Bu çalışmalar planlanırken bölge sakinlerinin görüşlerinin de alınması gerekmiyor mu? 'Biz yaptık, oldu' anlayışını kabul etmiyoruz. İleri demokrasiden bizim kastımız; katılımcı ve çoğulcu bir demokrasi. Katılımcı demokrasi de insanların yaşadıkları kentlere, bölgelere ve ülkelere ilişkin konularda siyasi karar alma süreçlerine katılmaları, o konuda fikirlerini belirtmeleri önemli ilkeler arasında yer almaktadır ancak biz HES'lerde, doğal SİT alanlarında yürütülen maden arama çalışmalarında bunu böyle olmadığını gördük. Toplumu karşısına alan, toplumun sesini duymayan, işi sadece teknik boyutlarıyla gören bir anlayış, 'insanı odak alan bir kalkınma anlayışına' karşıdır.
KÜÇÜKMENDERES'TEKİ KESTANE AĞAÇLARI
Küçükmenderes Havzası'ndaki kestane ağaçlarına ilişkin sorunu da dile getiren Türeli, bu bölgede kestane konusunda çok ciddi bir rekolte düşüklüğü yaşandığını kaydetti.
Söz konusu soruna ilişkin verdiği yazılı soru önergesine Orman ve Su İşleri Bakanlığı'ndan gelen yanıtta, 'Orman Genel Müdürlüğü ile FAO iş birliğiyle yürütülen projede kestane dal kanserine sebep olan hastalık etmeni gibi grupların belirlenmesi maksadıyla Beydağ Bademli beldesinde kestane ormanlarında deneme çalışmalarına başlanmıştır' bilgisinin yer aldığını belirten Türeli, bu çalışmaya ilişkin kaydedilen bir aşama olup olmadığının kamuoyunda merak konusu olduğunu söyledi.

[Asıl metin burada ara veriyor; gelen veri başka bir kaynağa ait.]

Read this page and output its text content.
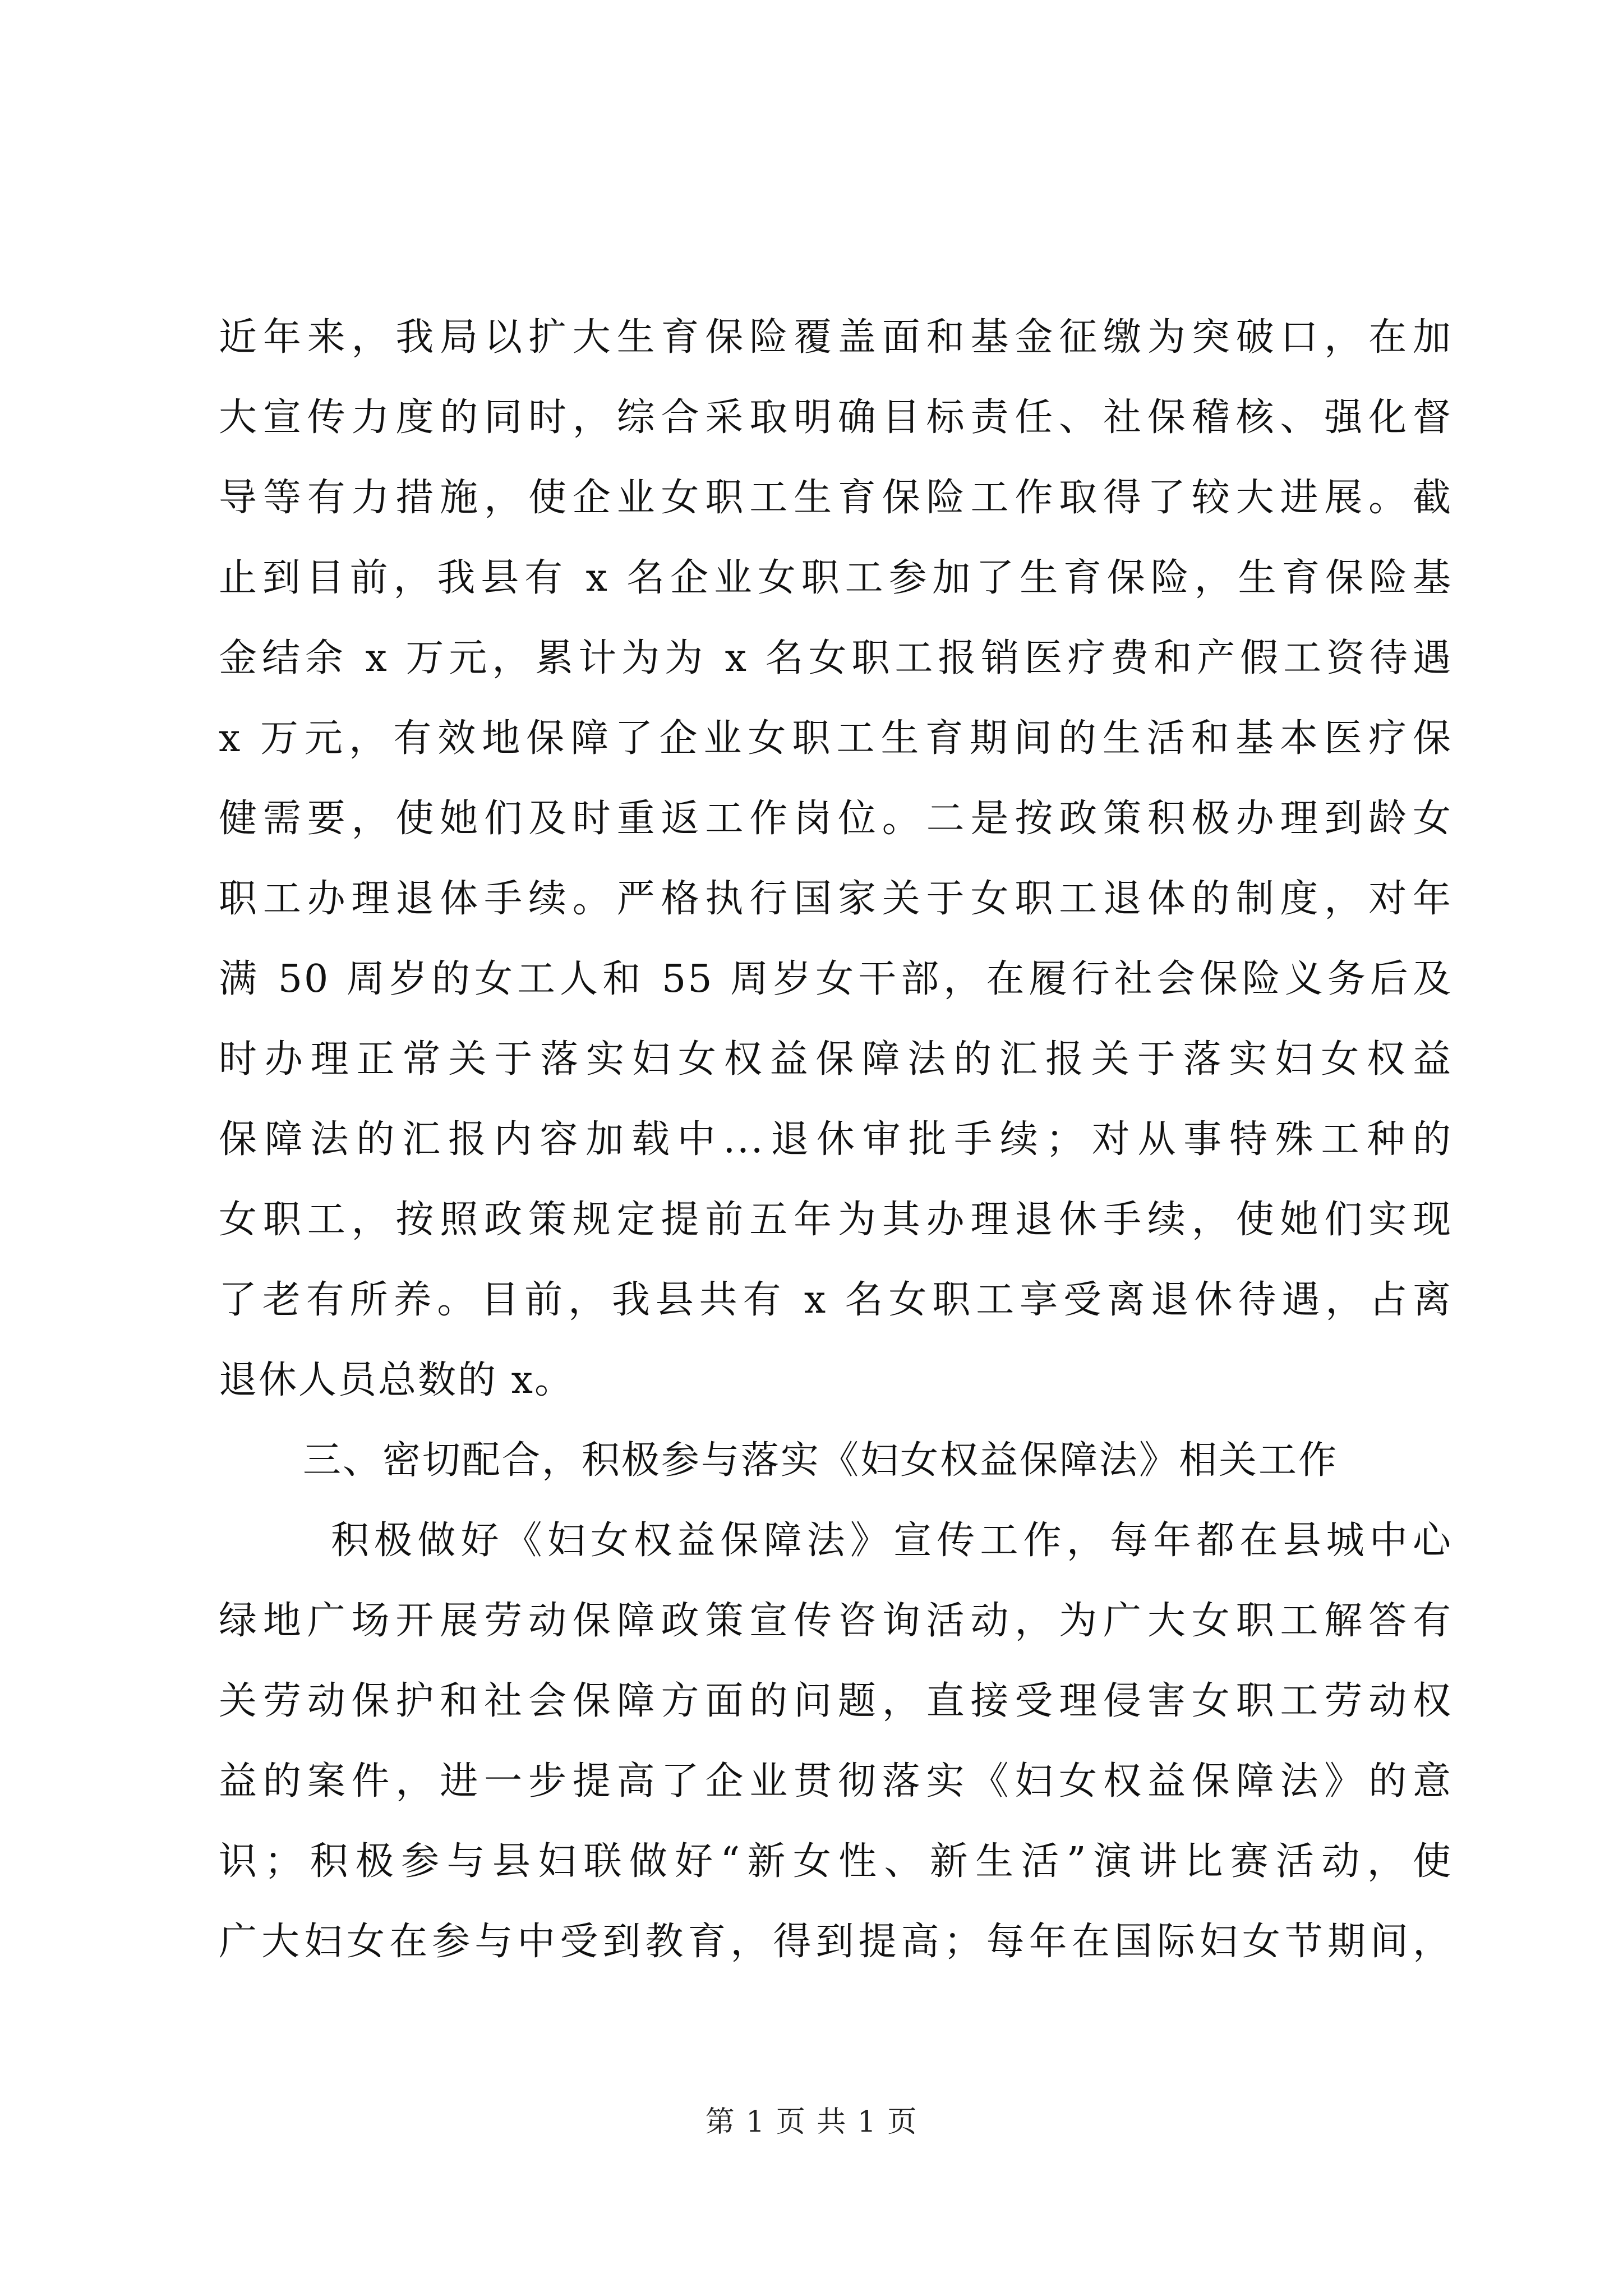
近年来，我局以扩大生育保险覆盖面和基金征缴为突破口，在加
大宣传力度的同时，综合采取明确目标责任、社保稽核、强化督
导等有力措施，使企业女职工生育保险工作取得了较大进展。截
止到目前，我县有 x 名企业女职工参加了生育保险，生育保险基
金结余 x 万元，累计为为 x 名女职工报销医疗费和产假工资待遇
x 万元，有效地保障了企业女职工生育期间的生活和基本医疗保
健需要，使她们及时重返工作岗位。二是按政策积极办理到龄女
职工办理退体手续。严格执行国家关于女职工退体的制度，对年
满 50 周岁的女工人和 55 周岁女干部，在履行社会保险义务后及
时办理正常关于落实妇女权益保障法的汇报关于落实妇女权益
保障法的汇报内容加载中...退休审批手续；对从事特殊工种的
女职工，按照政策规定提前五年为其办理退休手续，使她们实现
了老有所养。目前，我县共有 x 名女职工享受离退休待遇，占离
退休人员总数的 x。
三、密切配合，积极参与落实《妇女权益保障法》相关工作
积极做好《妇女权益保障法》宣传工作，每年都在县城中心
绿地广场开展劳动保障政策宣传咨询活动，为广大女职工解答有
关劳动保护和社会保障方面的问题，直接受理侵害女职工劳动权
益的案件，进一步提高了企业贯彻落实《妇女权益保障法》的意
识；积极参与县妇联做好“新女性、新生活”演讲比赛活动，使
广大妇女在参与中受到教育，得到提高；每年在国际妇女节期间，
第 1 页 共 1 页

Kestane ağaçlarına ilişkin sorunun devam ettiğine işaret eden Türeli, 'Bu bölgede kestaneden geçimini sağlayan Kiraz'ın, Beydağ'ın ve Ödemiş'in köyleri var' dedi.
ÖDEMİŞ'TEKİ ARAZİ TOPLULUŞTIRMASI
İzmir'in Ödemiş ve Beydağ ilçelerinde devam eden arazi toplulaştırması uygulamasını da komisyon gündemine taşıyan Türeli, 'Bu çalışmaya ilişkin '29 Mart 2015 tarihine kadar bitirileceği' belirtilmişti. Şu anda hangi noktadadır, yapılan çalışmada nereye gelinmiştir, bu tarihte bitecek mi?' şeklinde konuştu.
Türeli, arazi toplulaştırılması nedeniyle ekim-dikim yapamayan ve bu çalışmaların devam etmesinden ötürü mağdur olan vatandaşların sıkıntıların giderilmesi için çalışma yapılması gerektiğini vurguladı.